A proposta tem como finalidade fortalecer a produção agropecuária goiana, ampliar a segurança alimentar, reduzir a dependência externa de insumos agrícolas e incentivar o desenvolvimento sustentável do setor produtivo.
Entre as diretrizes previstas, estão o incentivo à implantação, modernização e ampliação de indústrias de fertilizantes, corretivos agrícolas, remineralizadores, biofertilizantes e bioinsumos em Goiás.
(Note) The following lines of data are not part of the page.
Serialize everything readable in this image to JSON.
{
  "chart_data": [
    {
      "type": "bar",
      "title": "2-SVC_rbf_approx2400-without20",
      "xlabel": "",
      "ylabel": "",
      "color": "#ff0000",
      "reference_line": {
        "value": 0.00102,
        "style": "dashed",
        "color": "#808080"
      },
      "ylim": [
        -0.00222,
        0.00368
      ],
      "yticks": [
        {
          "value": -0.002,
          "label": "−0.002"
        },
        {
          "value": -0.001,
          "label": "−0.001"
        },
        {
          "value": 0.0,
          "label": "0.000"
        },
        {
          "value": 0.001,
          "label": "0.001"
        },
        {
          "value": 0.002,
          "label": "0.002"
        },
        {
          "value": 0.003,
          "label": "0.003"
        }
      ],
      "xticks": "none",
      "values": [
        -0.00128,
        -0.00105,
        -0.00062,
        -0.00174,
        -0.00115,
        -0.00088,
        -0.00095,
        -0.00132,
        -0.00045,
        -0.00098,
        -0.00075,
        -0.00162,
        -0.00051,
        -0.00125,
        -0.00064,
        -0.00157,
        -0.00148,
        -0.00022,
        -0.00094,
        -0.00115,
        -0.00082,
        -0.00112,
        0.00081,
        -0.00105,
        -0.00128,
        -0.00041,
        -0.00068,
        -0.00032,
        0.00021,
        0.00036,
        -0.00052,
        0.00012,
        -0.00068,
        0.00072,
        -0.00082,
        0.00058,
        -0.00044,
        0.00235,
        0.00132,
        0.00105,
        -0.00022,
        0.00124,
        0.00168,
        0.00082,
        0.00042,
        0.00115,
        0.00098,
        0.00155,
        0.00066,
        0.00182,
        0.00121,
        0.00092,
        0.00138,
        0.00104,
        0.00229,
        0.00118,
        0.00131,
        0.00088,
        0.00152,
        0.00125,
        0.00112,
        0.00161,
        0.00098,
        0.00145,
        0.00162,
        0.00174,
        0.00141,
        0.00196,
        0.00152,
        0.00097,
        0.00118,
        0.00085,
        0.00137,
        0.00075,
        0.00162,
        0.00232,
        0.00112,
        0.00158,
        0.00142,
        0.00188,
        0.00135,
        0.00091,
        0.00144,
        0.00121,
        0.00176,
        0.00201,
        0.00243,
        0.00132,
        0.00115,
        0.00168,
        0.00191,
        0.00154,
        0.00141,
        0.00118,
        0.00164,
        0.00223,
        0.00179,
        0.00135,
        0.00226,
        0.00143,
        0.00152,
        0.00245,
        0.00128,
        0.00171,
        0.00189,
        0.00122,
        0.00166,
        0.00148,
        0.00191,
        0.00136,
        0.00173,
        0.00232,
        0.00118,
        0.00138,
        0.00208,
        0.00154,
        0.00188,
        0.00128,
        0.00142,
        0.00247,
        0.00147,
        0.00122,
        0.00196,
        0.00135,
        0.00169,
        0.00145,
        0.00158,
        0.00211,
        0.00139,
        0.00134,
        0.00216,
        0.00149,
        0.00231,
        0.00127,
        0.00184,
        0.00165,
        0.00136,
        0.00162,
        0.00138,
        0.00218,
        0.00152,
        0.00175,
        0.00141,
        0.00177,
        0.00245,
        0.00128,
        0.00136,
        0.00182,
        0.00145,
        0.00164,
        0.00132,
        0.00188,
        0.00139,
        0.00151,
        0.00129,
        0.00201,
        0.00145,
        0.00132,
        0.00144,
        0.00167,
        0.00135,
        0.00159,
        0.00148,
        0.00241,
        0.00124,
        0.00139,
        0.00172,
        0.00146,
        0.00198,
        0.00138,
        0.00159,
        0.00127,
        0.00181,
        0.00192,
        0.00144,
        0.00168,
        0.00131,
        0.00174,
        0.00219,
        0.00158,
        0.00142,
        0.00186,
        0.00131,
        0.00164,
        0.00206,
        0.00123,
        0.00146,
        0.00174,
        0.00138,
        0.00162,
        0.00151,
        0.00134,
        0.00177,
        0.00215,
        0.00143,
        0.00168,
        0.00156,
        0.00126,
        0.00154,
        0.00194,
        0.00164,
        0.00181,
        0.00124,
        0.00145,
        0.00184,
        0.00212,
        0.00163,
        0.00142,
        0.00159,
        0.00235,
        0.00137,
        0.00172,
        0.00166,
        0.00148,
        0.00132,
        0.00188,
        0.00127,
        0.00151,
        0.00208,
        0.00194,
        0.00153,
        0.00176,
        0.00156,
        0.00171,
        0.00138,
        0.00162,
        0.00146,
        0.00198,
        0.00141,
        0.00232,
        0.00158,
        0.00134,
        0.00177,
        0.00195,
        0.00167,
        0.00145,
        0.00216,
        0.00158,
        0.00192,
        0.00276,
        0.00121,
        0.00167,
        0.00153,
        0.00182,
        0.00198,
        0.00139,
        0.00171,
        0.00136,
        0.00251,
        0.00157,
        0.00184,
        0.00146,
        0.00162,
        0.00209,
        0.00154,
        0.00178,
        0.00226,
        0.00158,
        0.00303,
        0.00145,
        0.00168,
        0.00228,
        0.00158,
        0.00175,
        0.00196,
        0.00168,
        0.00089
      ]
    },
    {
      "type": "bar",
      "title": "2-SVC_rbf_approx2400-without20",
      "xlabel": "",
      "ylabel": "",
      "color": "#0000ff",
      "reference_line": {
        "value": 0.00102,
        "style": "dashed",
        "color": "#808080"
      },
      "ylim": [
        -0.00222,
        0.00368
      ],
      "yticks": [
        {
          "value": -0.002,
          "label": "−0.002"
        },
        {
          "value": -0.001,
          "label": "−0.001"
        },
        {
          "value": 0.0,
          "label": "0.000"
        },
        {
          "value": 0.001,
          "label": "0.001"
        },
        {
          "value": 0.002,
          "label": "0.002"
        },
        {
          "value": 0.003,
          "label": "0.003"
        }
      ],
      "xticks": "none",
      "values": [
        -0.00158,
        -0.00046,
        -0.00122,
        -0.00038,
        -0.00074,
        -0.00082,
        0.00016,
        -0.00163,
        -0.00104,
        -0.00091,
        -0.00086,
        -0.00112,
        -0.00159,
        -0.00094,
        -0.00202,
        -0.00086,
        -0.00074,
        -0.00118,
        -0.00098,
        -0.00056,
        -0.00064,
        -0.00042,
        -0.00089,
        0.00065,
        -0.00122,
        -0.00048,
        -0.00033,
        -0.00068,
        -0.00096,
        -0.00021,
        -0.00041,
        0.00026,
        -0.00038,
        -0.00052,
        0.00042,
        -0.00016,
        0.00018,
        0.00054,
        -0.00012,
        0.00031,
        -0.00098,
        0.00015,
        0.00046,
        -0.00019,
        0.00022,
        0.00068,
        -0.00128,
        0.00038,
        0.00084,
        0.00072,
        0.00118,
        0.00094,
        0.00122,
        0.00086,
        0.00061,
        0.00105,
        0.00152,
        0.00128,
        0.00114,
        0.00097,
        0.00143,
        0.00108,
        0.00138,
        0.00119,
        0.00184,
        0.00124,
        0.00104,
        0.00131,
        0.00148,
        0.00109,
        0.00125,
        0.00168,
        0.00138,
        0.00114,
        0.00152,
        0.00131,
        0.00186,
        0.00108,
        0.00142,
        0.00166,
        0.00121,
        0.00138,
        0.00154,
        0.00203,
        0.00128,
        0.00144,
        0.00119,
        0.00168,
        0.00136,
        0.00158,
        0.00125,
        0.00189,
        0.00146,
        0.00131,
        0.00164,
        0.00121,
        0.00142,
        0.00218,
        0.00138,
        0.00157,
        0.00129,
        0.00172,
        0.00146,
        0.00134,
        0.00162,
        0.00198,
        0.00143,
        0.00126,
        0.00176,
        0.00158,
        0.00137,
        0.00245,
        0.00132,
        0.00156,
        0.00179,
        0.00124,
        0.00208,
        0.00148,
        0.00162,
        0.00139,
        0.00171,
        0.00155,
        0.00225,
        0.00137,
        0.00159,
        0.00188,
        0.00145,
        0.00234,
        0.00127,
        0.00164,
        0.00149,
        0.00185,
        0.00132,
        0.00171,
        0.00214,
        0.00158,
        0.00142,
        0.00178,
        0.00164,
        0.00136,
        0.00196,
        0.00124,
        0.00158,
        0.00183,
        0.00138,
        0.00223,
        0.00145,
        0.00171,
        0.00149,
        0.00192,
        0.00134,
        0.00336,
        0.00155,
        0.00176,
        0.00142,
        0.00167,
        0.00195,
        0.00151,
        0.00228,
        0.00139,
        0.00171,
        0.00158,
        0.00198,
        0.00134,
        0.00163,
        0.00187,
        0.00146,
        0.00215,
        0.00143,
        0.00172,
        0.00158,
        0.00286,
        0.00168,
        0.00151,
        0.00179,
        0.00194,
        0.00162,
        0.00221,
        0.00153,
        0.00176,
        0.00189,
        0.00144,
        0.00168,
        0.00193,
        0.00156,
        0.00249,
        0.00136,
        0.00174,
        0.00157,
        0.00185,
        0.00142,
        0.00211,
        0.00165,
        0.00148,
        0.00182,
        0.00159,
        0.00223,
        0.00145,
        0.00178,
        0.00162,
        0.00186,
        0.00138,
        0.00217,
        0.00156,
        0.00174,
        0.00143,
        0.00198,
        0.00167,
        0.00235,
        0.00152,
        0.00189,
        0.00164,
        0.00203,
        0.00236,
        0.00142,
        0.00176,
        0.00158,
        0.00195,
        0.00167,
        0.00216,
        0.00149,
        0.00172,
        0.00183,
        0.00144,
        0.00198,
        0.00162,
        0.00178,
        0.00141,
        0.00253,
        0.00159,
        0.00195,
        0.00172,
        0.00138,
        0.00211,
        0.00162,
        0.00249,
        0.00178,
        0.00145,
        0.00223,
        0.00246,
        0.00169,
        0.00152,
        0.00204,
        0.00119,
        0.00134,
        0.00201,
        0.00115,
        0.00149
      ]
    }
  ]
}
O texto também prevê estímulo a investimentos em ciência, tecnologia, inovação e sustentabilidade ambiental aplicados à cadeia produtiva agroindustrial.
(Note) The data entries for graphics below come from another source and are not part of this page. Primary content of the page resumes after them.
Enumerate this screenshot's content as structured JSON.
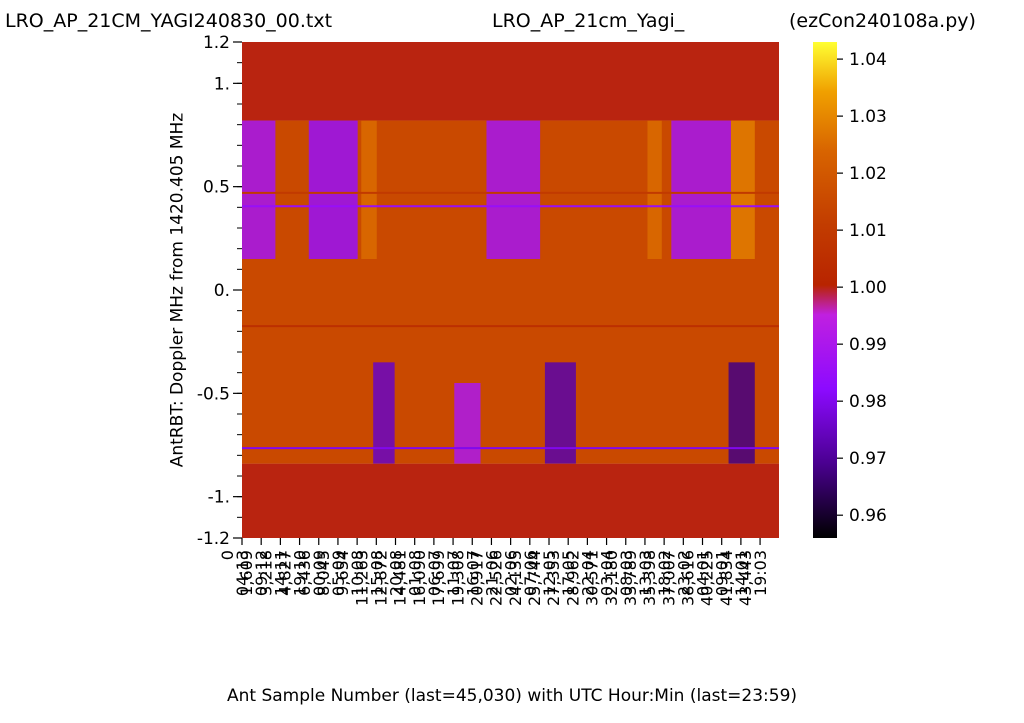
{
  "chart_data": {
    "type": "heatmap",
    "title_left": "LRO_AP_21CM_YAGI240830_00.txt",
    "title_center": "LRO_AP_21cm_Yagi_",
    "title_right": "(ezCon240108a.py)",
    "ylabel": "AntRBT:  Doppler MHz from 1420.405 MHz",
    "xlabel": "Ant Sample Number (last=45,030) with UTC Hour:Min (last=23:59)",
    "ylim": [
      -1.2,
      1.2
    ],
    "ytick_values": [
      1.2,
      1.0,
      0.5,
      0.0,
      -0.5,
      -1.0,
      -1.2
    ],
    "ytick_labels": [
      "1.2",
      "1.",
      "0.5",
      "0.",
      "-0.5",
      "-1.",
      "-1.2"
    ],
    "xlim": [
      0,
      45030
    ],
    "xtick_samples": [
      "0",
      "1,609",
      "3,218",
      "4,827",
      "6,436",
      "8,045",
      "9,654",
      "11,263",
      "12,872",
      "14,481",
      "16,090",
      "17,699",
      "19,308",
      "20,917",
      "22,526",
      "24,135",
      "25,744",
      "27,353",
      "28,962",
      "30,571",
      "32,180",
      "33,789",
      "35,398",
      "37,007",
      "38,616",
      "40,225",
      "41,834",
      "43,443"
    ],
    "xtick_times": [
      "04:13",
      "09:12",
      "14:11",
      "19:10",
      "00:09",
      "05:09",
      "10:08",
      "15:08",
      "20:08",
      "01:08",
      "06:07",
      "11:07",
      "16:07",
      "21:06",
      "02:06",
      "07:06",
      "12:05",
      "17:05",
      "22:04",
      "03:04",
      "08:03",
      "13:03",
      "18:02",
      "23:02",
      "04:01",
      "09:01",
      "14:01",
      "19:03"
    ],
    "colorbar": {
      "min": 0.956,
      "max": 1.043,
      "tick_values": [
        0.96,
        0.97,
        0.98,
        0.99,
        1.0,
        1.01,
        1.02,
        1.03,
        1.04
      ],
      "tick_labels": [
        "0.96",
        "0.97",
        "0.98",
        "0.99",
        "1.00",
        "1.01",
        "1.02",
        "1.03",
        "1.04"
      ],
      "colors": [
        "#000000",
        "#5a00a0",
        "#8c0aff",
        "#c020e0",
        "#b82400",
        "#c23c00",
        "#d86400",
        "#f0a000",
        "#ffff33"
      ]
    },
    "data_band_mhz": [
      -0.84,
      0.82
    ],
    "fill_value": 1.0,
    "background_value": 1.015,
    "low_power_regions": [
      {
        "x": [
          0,
          2800
        ],
        "mhz": [
          0.15,
          0.82
        ],
        "value": 0.988
      },
      {
        "x": [
          5600,
          9700
        ],
        "mhz": [
          0.15,
          0.82
        ],
        "value": 0.985
      },
      {
        "x": [
          20500,
          25000
        ],
        "mhz": [
          0.15,
          0.82
        ],
        "value": 0.988
      },
      {
        "x": [
          36000,
          41000
        ],
        "mhz": [
          0.15,
          0.82
        ],
        "value": 0.988
      },
      {
        "x": [
          11000,
          12800
        ],
        "mhz": [
          -0.84,
          -0.35
        ],
        "value": 0.975
      },
      {
        "x": [
          25400,
          28000
        ],
        "mhz": [
          -0.84,
          -0.35
        ],
        "value": 0.972
      },
      {
        "x": [
          40800,
          43000
        ],
        "mhz": [
          -0.84,
          -0.35
        ],
        "value": 0.968
      },
      {
        "x": [
          17800,
          20000
        ],
        "mhz": [
          -0.84,
          -0.45
        ],
        "value": 0.99
      }
    ],
    "bright_regions": [
      {
        "x": [
          10000,
          11300
        ],
        "mhz": [
          0.15,
          0.82
        ],
        "value": 1.025
      },
      {
        "x": [
          34000,
          35200
        ],
        "mhz": [
          0.15,
          0.82
        ],
        "value": 1.025
      },
      {
        "x": [
          41000,
          43000
        ],
        "mhz": [
          0.15,
          0.82
        ],
        "value": 1.028
      }
    ],
    "horizontal_lines": [
      {
        "mhz": 0.405,
        "value": 0.985
      },
      {
        "mhz": -0.765,
        "value": 0.98
      },
      {
        "mhz": -0.175,
        "value": 1.005
      },
      {
        "mhz": 0.47,
        "value": 1.01
      }
    ]
  }
}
A matéria estabelece, ainda, ações voltadas à capacitação técnica e profissional de mão de obra especializada, integração entre universidades, institutos de pesquisa, cooperativas e setor produtivo, além do fortalecimento da logística e da armazenagem de fertilizantes e bioinsumos no Estado.
Outro ponto previsto é o incentivo ao aproveitamento de resíduos orgânicos urbanos, industriais e rurais para produção de fertilizantes orgânicos e bioinsumos, promovendo práticas sustentáveis e alinhadas à agricultura de baixo carbono.
Na justificativa, o parlamentar destaca a relevância do agronegócio para a economia goiana, especialmente na produção de soja, milho, sorgo, cana-de-açúcar e proteínas animais, setores que possuem grande participação no Produto Interno Bruto agropecuário nacional.
Segundo o texto, apesar da força do setor, o Brasil ainda apresenta elevada dependência da importação de fertilizantes minerais, situação que expõe os produtores rurais às oscilações cambiais, crises geopolíticas e aumentos nos custos de produção.
De acordo com Lucas do Vale, a criação do plano estadual busca ampliar a autonomia produtiva de Goiás, incentivar a inovação tecnológica e consolidar o Estado como referência nacional em sustentabilidade e competitividade no agronegócio.
A matéria será encaminhada à Comissão de Constituição, Justiça e Redação (CCJ), para indicação de relatoria parlamentar.